- IATA: YER; ICAO: CYER; WMO: 71099;

Summary
- Airport type: Public
- Operator: Government of Ontario - MTO
- Location: Fort Severn First Nation
- Time zone: EST (UTC−05:00)
- • Summer (DST): EDT (UTC−04:00)
- Elevation AMSL: 51 ft / 16 m
- Coordinates: 56°01′08″N 087°40′34″W﻿ / ﻿56.01889°N 87.67611°W

Map
- CYER Location in Ontario

Runways
| Direction | Length |  | Surface |
| ft | m |
| 15/33 | 3,519 | 1,073 | Gravel |
- Sources: Canada Flight Supplement Environment Canada

= Fort Severn Airport =

Fort Severn Airport is located 3 NM northwest of Fort Severn First Nation, Ontario, Canada.
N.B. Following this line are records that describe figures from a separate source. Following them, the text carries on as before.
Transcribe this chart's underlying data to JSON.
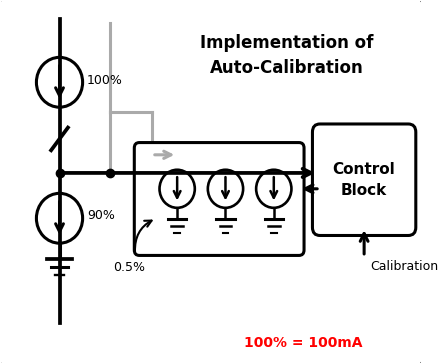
{
  "title": "Implementation of\nAuto-Calibration",
  "note_text": "100% = 100mA",
  "note_color": "#ff0000",
  "bg_color": "#ffffff",
  "border_color": "#000000",
  "line_color": "#000000",
  "gray_color": "#aaaaaa",
  "label_100": "100%",
  "label_90": "90%",
  "label_05": "0.5%",
  "label_cal": "Calibration",
  "cb_text": "Control\nBlock",
  "fig_width": 4.48,
  "fig_height": 3.64,
  "dpi": 100
}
==Airlines and destinations==
As of September 2025, the Fort Severn airport is served by the following airlines:

| Airlines | Destinations |
|---|---|
| Wasaya Airways | Sioux Lookout |

==Accidents and incidents==
- On 25 September 1975, Douglas C-47A CF-AII of Ilford-Riverton Airways crashed short of the runway, killing all three people on board. The aircraft was operating a non-scheduled passenger flight.